5. Celebrate the crap out of my students’ success:

I’m excited for this unit. Not only because my students can have a large degree of say towards that which they are learning, but because they are all going to learn something that matters to them. So unlike a more traditional assessment (I’m looking at you essays), students will hopefully be more inclined to be proud of what they have done because it is personally relevant. Of course, I hope the big-picture takeaway from this experience is that my students feel empowered with a process that will allow them to direct their own learning in the years to come. But if, in the end, their big takeaway is that they got to learn something they wanted, in a way they wanted and then do something personally relevant with that learning – I think that’s a win too.

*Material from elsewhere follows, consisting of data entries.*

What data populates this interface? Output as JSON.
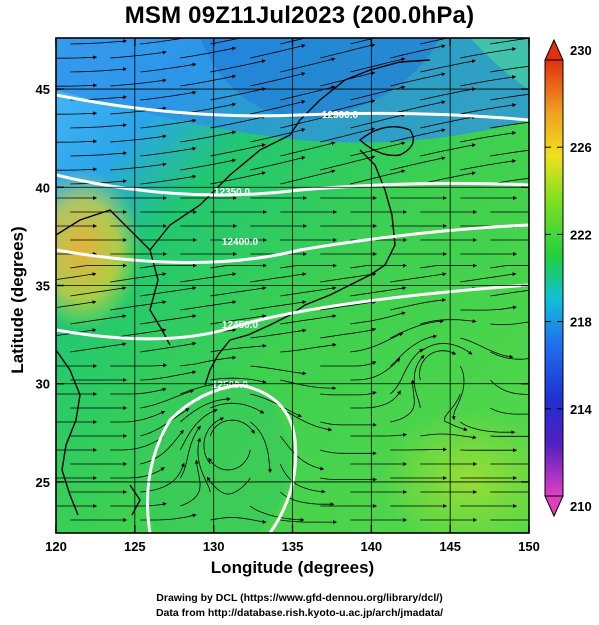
{
  "title": "MSM 09Z11Jul2023 (200.0hPa)",
  "chart_data": {
    "type": "heatmap",
    "title": "MSM 09Z11Jul2023 (200.0hPa)",
    "xlabel": "Longitude (degrees)",
    "ylabel": "Latitude  (degrees)",
    "xlim": [
      120,
      150
    ],
    "ylim": [
      22.4,
      47.6
    ],
    "xticks": [
      "120",
      "125",
      "130",
      "135",
      "140",
      "145",
      "150"
    ],
    "yticks": [
      "25",
      "30",
      "35",
      "40",
      "45"
    ],
    "xtick_values": [
      120,
      125,
      130,
      135,
      140,
      145,
      150
    ],
    "ytick_values": [
      25,
      30,
      35,
      40,
      45
    ],
    "grid": true,
    "field": "temperature (shaded), streamlines (arrows), geopotential height contours (white)",
    "colorbar": {
      "min": 210,
      "max": 230,
      "tick_labels": [
        "210",
        "214",
        "218",
        "222",
        "226",
        "230"
      ],
      "tick_values": [
        210,
        214,
        218,
        222,
        226,
        230
      ],
      "colors": [
        "#e040c0",
        "#2020c0",
        "#2060f0",
        "#10c8d8",
        "#20d040",
        "#80e020",
        "#f0e020",
        "#f0a020",
        "#e03010"
      ]
    },
    "contours": [
      {
        "label": "12300.0",
        "level": 12300
      },
      {
        "label": "12350.0",
        "level": 12350
      },
      {
        "label": "12400.0",
        "level": 12400
      },
      {
        "label": "12450.0",
        "level": 12450
      },
      {
        "label": "12500.0",
        "level": 12500
      }
    ]
  },
  "credits": {
    "line1": "Drawing by DCL (https://www.gfd-dennou.org/library/dcl/)",
    "line2": "Data from http://database.rish.kyoto-u.ac.jp/arch/jmadata/"
  }
}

Hopefully this balancing act between skills I have chosen and skills the students have chosen works out to be a framework I can use in my other, perhaps more traditional, teaching areas. I’ll update on the process, successes and drawbacks as the unit progresses.

What are some of the ways that you have found to engage students with learning macro or micro skills?

Do you have a framework for supporting students’ skill development? Please share!